Further, studies in California have put some numbers around Distributed Storage. Where straight solar exports from homes attract a 13-42c/Kwh value, a combined solar-plus-storage solution adds 25c/KWh to that power – in other words it doubles the value of the power. This is supported by separate studies by the Rocky Mountain Institute. Analysis of air conditioning, hot water heating, and timed electric-vehicle charging estimated a 40% saving in energy costs for those with suitably-sized storage solutions.

With regard to the equipment, there are a number of manufacturers emerging in the Distributed Storage market. Tesla have the 5KW Powerwall, whilst European manufacturer Sonnenbatterie produce a 8KW battery which also incorporates energy management and intelligent self-learning software. PowerLegato have developed a 7.2KW product, whilst LG Chem have also introduced a 6.4KW product. These batteries typically have 5,000 cycle lives, but research is underway to increase cycle life.

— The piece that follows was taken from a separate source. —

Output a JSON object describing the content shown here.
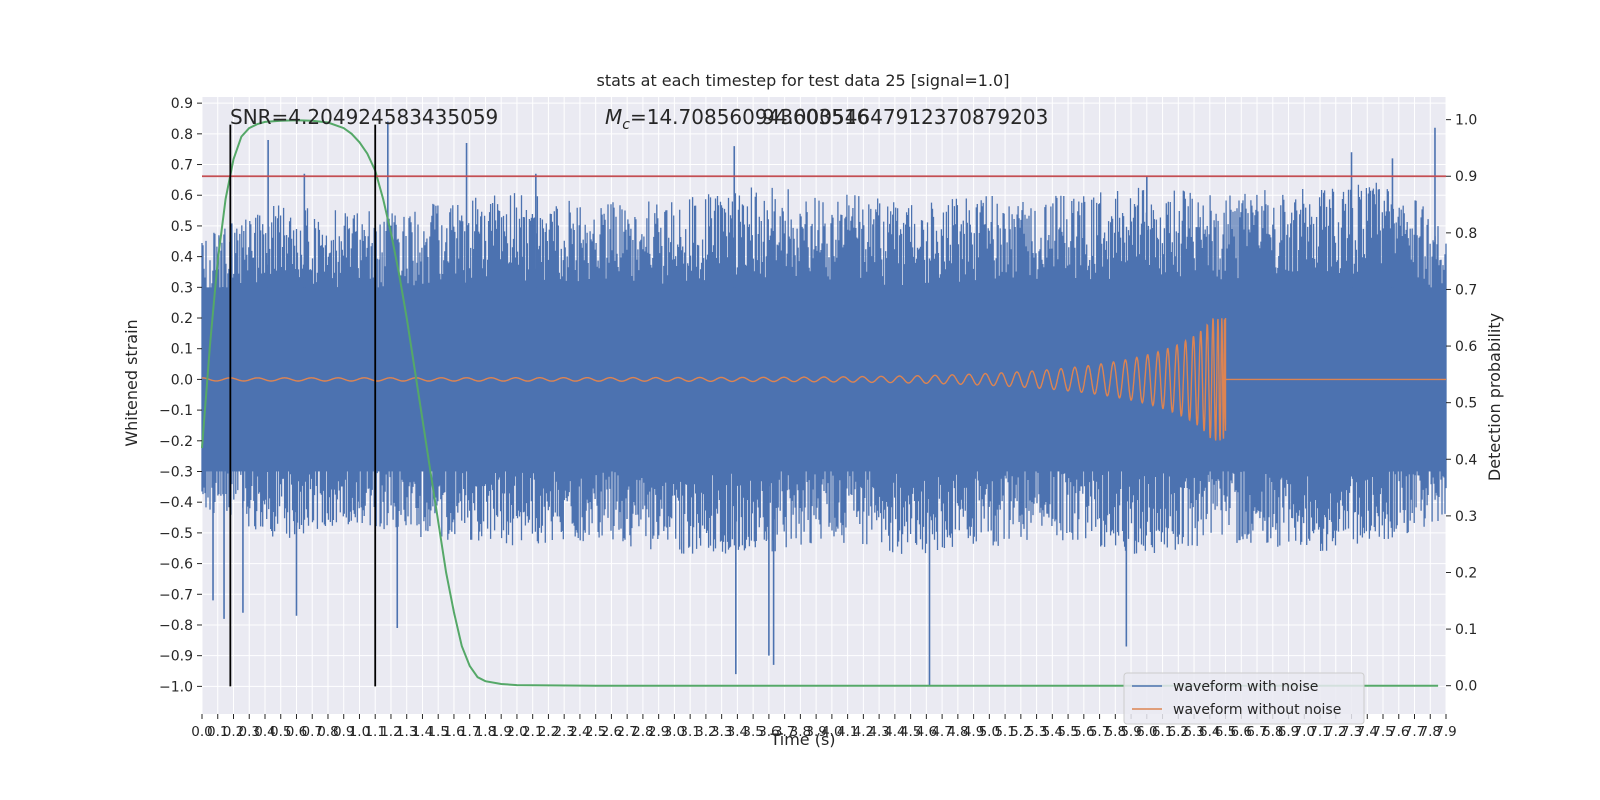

The investment opportunities with Distributed Storage are largely split between equipment and service. On the equipment side, manufacturers of batteries and metering systems have the potential to tap 26m UK households – which based upon prices falling to £1,000 over the next 5 years equates to a £26bn addressable market. The market for installation and software services is arguably of the same magnitude.

Over and above serving the existing market requirements, it is clear that the market for Distributed Storage is closely linked to the market for Electric Vehicles. With 76% growth in global EV registrations last year, the market for Distributed Storage is on the cusp of something substantial.